Portanto, a ausência de reflexão e de análise de impacto certamente gerarão custos ainda maiores para o Poder Público e para os consumidores. A intervenção que confere tratamento generalizante para uma situação complexa acaba por engendrar situação de extrema injustiça que vai além, portanto, da referida disfuncionalidade econômica, por si só, produtora de efeitos negativos para o bem estar econômico e social. Descontos são bem vindos, mas não “via fórceps” por meio de atos cuja constitucionalidade é duvidosa e que apresentam elevado potencial de onerar ainda mais os consumidores no futuro. É preciso promover, assim, o resgate do principal motivo para o surgimento do direito do consumidor 30 anos atrás: a defesa dos mais vulneráveis, sem com isso eliminar a oferta e reduzir as escolhas do consumidor.  Não é hora de propor soluções antigas e fracassadas para realidades novas nunca enfrentadas. Ignorar a realidade é ignorar o próprio direito que se procura defender.

*Andrey Vilas Boas de Freitas, economista, advogado, mestre em Administração (Universidade Brasília – UnB), servidor federal da carreira de especialista em Políticas Públicas e Gestão Governamental, atual coordenador-geral de Estudos e Monitoramento de Mercado da Secretaria Nacional do Consumidor

*Pedro Aurélio de Queiroz Pereira da Silva, mestre em Direito pela Universidade de São Paulo (USP). Procurador da Fazenda Nacional. Foi coordenador-geral na Secretaria de Direito Econômico

[1] Segundo o CADE, há mais de 50 propostas legislativas sobre o tema. Conforme NOTA TÉCNICA Nº 17/2020/DEE/CADE no Processo nº 08700.002018/2020-12.

[2]No âmbito da Senacon foram editadas as Notas Técnicas nº 14/2020/CGEMM/DPDC/SENACON/MJ e 26/2020/CGEMM/DPDC/SENACON/MJ que tratam do tema das mensalidades escolares durante a pandemia. Em relação ao CADE, conforme acima mencionado, foi editada a Nota Técnica nº 17/2020/DEE/CADE, que trata dos possíveis desequilíbrios causados nas relações comerciais pela aplicação de descontos lineares. Como exemplo de atuação dos Procons estaduais foram editadas Nota Técnica 01/2020 do Procon Minas Gerais que sugeriu descontos lineares de 29,03% do valor das mensalidades; Nota Técnica 004/2020 do Procon Pernambuco, que sugeriu negociações individualizadas; Nota Técnica do Procon/RJ de 24 de março de 2020, que propôs negociação de descontos compatíveis com a redução de custos das instituições de ensino e a Nota Técnica das instituições particulares de ensino infantil, fundamental e médio do Procon São Paulo que recomenda que as instituições de ensino ofereçam descontos compatíveis com sua situação econômico-financeira.

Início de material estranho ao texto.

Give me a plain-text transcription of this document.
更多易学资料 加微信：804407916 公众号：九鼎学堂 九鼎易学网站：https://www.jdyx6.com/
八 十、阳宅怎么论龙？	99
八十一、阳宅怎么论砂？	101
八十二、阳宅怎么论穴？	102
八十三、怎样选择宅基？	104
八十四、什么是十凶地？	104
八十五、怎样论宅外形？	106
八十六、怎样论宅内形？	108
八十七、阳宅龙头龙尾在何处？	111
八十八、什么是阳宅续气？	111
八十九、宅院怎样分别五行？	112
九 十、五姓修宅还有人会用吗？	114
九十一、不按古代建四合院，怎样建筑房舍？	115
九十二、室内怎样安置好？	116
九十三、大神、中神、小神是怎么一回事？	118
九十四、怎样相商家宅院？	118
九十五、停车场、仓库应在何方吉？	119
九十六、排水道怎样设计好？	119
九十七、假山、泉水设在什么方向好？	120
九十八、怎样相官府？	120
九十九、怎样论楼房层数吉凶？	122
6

[3]A Senacon também editou a Nota Técnica n.º 8/2020/CGEMM/DPDC/SENACON/MJ que busca parâmetros para identificar abusividade de preços e ressalta a impossibilidade de tabelamento de preços no Brasil.

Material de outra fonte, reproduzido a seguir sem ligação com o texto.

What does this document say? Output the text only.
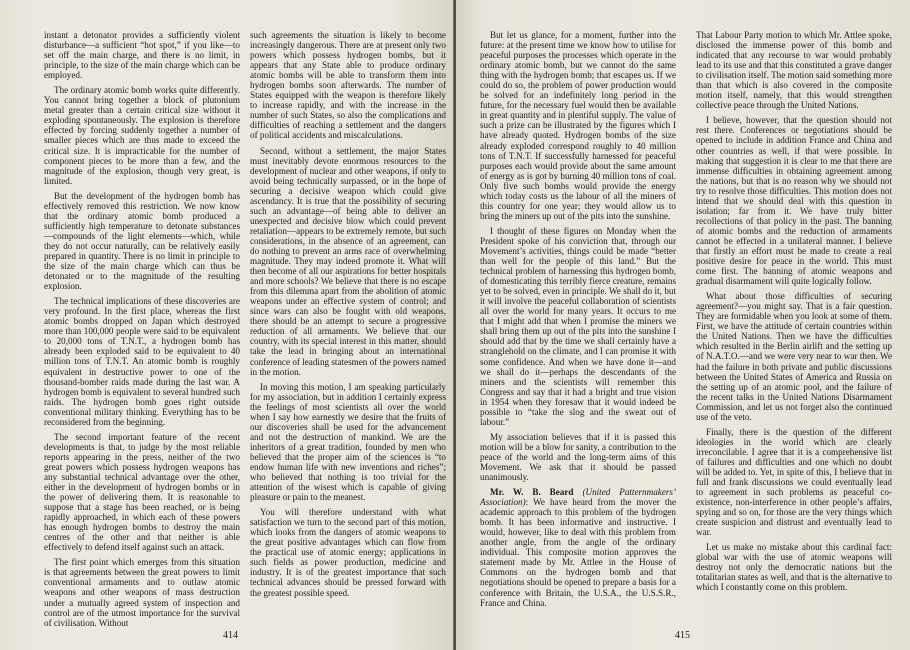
(C) TUC Library Collections

instant a detonator provides a sufficiently violent disturbance—a sufficient “hot spot,” if you like—to set off the main charge, and there is no limit, in principle, to the size of the main charge which can be employed.

The ordinary atomic bomb works quite differently. You cannot bring together a block of plutonium metal greater than a certain critical size without it exploding spontaneously. The explosion is therefore effected by forcing suddenly together a number of smaller pieces which are thus made to exceed the critical size. It is impracticable for the number of component pieces to be more than a few, and the magnitude of the explosion, though very great, is limited.

But the development of the hydrogen bomb has effectively removed this restriction. We now know that the ordinary atomic bomb produced a sufficiently high temperature to detonate substances—compounds of the light elements—which, while they do not occur naturally, can be relatively easily prepared in quantity. There is no limit in principle to the size of the main charge which can thus be detonated or to the magnitude of the resulting explosion.

The technical implications of these discoveries are very profound. In the first place, whereas the first atomic bombs dropped on Japan which destroyed more than 100,000 people were said to be equivalent to 20,000 tons of T.N.T., a hydrogen bomb has already been exploded said to be equivalent to 40 million tons of T.N.T. An atomic bomb is roughly equivalent in destructive power to one of the thousand-bomber raids made during the last war. A hydrogen bomb is equivalent to several hundred such raids. The hydrogen bomb goes right outside conventional military thinking. Everything has to be reconsidered from the beginning.

The second important feature of the recent developments is that, to judge by the most reliable reports appearing in the press, neither of the two great powers which possess hydrogen weapons has any substantial technical advantage over the other, either in the development of hydrogen bombs or in the power of delivering them. It is reasonable to suppose that a stage has been reached, or is being rapidly approached, in which each of these powers has enough hydrogen bombs to destroy the main centres of the other and that neither is able effectively to defend itself against such an attack.

The first point which emerges from this situation is that agreements between the great powers to limit conventional armaments and to outlaw atomic weapons and other weapons of mass destruction under a mutually agreed system of inspection and control are of the utmost importance for the survival of civilisation. Without

such agreements the situation is likely to become increasingly dangerous. There are at present only two powers which possess hydrogen bombs, but it appears that any State able to produce ordinary atomic bombs will be able to transform them into hydrogen bombs soon afterwards. The number of States equipped with the weapon is therefore likely to increase rapidly, and with the increase in the number of such States, so also the complications and difficulties of reaching a settlement and the dangers of political accidents and miscalculations.

Second, without a settlement, the major States must inevitably devote enormous resources to the development of nuclear and other weapons, if only to avoid being technically surpassed, or in the hope of securing a decisive weapon which could give ascendancy. It is true that the possibility of securing such an advantage—of being able to deliver an unexpected and decisive blow which could prevent retaliation—appears to be extremely remote, but such considerations, in the absence of an agreement, can do nothing to prevent an arms race of overwhelming magnitude. They may indeed promote it. What will then become of all our aspirations for better hospitals and more schools? We believe that there is no escape from this dilemma apart from the abolition of atomic weapons under an effective system of control; and since wars can also be fought with old weapons, there should be an attempt to secure a progressive reduction of all armaments. We believe that our country, with its special interest in this matter, should take the lead in bringing about an international conference of leading statesmen of the powers named in the motion.

In moving this motion, I am speaking particularly for my association, but in addition I certainly express the feelings of most scientists all over the world when I say how earnestly we desire that the fruits of our discoveries shall be used for the advancement and not the destruction of mankind. We are the inheritors of a great tradition, founded by men who believed that the proper aim of the sciences is “to endow human life with new inventions and riches”; who believed that nothing is too trivial for the attention of the wisest which is capable of giving pleasure or pain to the meanest.

You will therefore understand with what satisfaction we turn to the second part of this motion, which looks from the dangers of atomic weapons to the great positive advantages which can flow from the practical use of atomic energy; applications in such fields as power production, medicine and industry. It is of the greatest importance that such technical advances should be pressed forward with the greatest possible speed.

414

But let us glance, for a moment, further into the future: at the present time we know how to utilise for peaceful purposes the processes which operate in the ordinary atomic bomb, but we cannot do the same thing with the hydrogen bomb; that escapes us. If we could do so, the problem of power production would be solved for an indefinitely long period in the future, for the necessary fuel would then be available in great quantity and in plentiful supply. The value of such a prize can be illustrated by the figures which I have already quoted. Hydrogen bombs of the size already exploded correspond roughly to 40 million tons of T.N.T. If successfully harnessed for peaceful purposes each would provide about the same amount of energy as is got by burning 40 million tons of coal. Only five such bombs would provide the energy which today costs us the labour of all the miners of this country for one year; they would allow us to bring the miners up out of the pits into the sunshine.

I thought of these figures on Monday when the President spoke of his conviction that, through our Movement’s activities, things could be made “better than well for the people of this land.” But the technical problem of harnessing this hydrogen bomb, of domesticating this terribly fierce creature, remains yet to be solved, even in principle. We shall do it, but it will involve the peaceful collaboration of scientists all over the world for many years. It occurs to me that I might add that when I promise the miners we shall bring them up out of the pits into the sunshine I should add that by the time we shall certainly have a stranglehold on the climate, and I can promise it with some confidence. And when we have done it—and we shall do it—perhaps the descendants of the miners and the scientists will remember this Congress and say that it had a bright and true vision in 1954 when they foresaw that it would indeed be possible to “take the slog and the sweat out of labour.”

My association believes that if it is passed this motion will be a blow for sanity, a contribution to the peace of the world and the long-term aims of this Movement. We ask that it should be passed unanimously.

Mr. W. B. Beard (United Patternmakers’ Association): We have heard from the mover the academic approach to this problem of the hydrogen bomb. It has been informative and instructive. I would, however, like to deal with this problem from another angle, from the angle of the ordinary individual. This composite motion approves the statement made by Mr. Attlee in the House of Commons on the hydrogen bomb and that negotiations should be opened to prepare a basis for a conference with Britain, the U.S.A., the U.S.S.R., France and China.

That Labour Party motion to which Mr. Attlee spoke, disclosed the immense power of this bomb and indicated that any recourse to war would probably lead to its use and that this constituted a grave danger to civilisation itself. The motion said something more than that which is also covered in the composite motion itself, namely, that this would strengthen collective peace through the United Nations.

I believe, however, that the question should not rest there. Conferences or negotiations should be opened to include in addition France and China and other countries as well, if that were possible. In making that suggestion it is clear to me that there are immense difficulties in obtaining agreement among the nations, but that is no reason why we should not try to resolve those difficulties. This motion does not intend that we should deal with this question in isolation; far from it. We have truly bitter recollections of that policy in the past. The banning of atomic bombs and the reduction of armaments cannot be effected in a unilateral manner. I believe that firstly an effort must be made to create a real positive desire for peace in the world. This must come first. The banning of atomic weapons and gradual disarmament will quite logically follow.

What about those difficulties of securing agreement?—you might say. That is a fair question. They are formidable when you look at some of them. First, we have the attitude of certain countries within the United Nations. Then we have the difficulties which resulted in the Berlin airlift and the setting up of N.A.T.O.—and we were very near to war then. We had the failure in both private and public discussions between the United States of America and Russia on the setting up of an atomic pool, and the failure of the recent talks in the United Nations Disarmament Commission, and let us not forget also the continued use of the veto.

Finally, there is the question of the different ideologies in the world which are clearly irreconcilable. I agree that it is a comprehensive list of failures and difficulties and one which no doubt will be added to. Yet, in spite of this, I believe that in full and frank discussions we could eventually lead to agreement in such problems as peaceful co-existence, non-interference in other people’s affairs, spying and so on, for those are the very things which create suspicion and distrust and eventually lead to war.

Let us make no mistake about this cardinal fact: global war with the use of atomic weapons will destroy not only the democratic nations but the totalitarian states as well, and that is the alternative to which I constantly come on this problem.

415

[4] Órgãos internacionais (tais como a International Competition Network e a OCDE) reconhecem o papel relevante da AIR para avaliar impacto de políticas públicas, uma vez que a análise “[…] é composta pela (i) identificação clara dos objetivos da política, (ii) apresentação de medidas alternativas aptas a atingir os mesmos objetivos, (iii) apreciação dos efeitos sobre a concorrência de cada alternativa e (iv) comparação entre as alternativas” (IBRAC, Instituto Brasileiro de Estudos de Concorrência, Consumo e Comércio Internacional. Advocacia da concorrência: propostas com base nas experiências brasileira e internacional. São Paulo: Singular, 2016, p. 55).

[5] Como se sabe, os fornecedores, via de regra, respondem objetivamente pelos riscos da atividade, excetuadas as hipóteses previstas no próprio CDC (art. 12, § 3º e 14, § 3º)., entretanto o STJ tem excepcionado também tal responsabilidade diante do caso fortuito e força maior.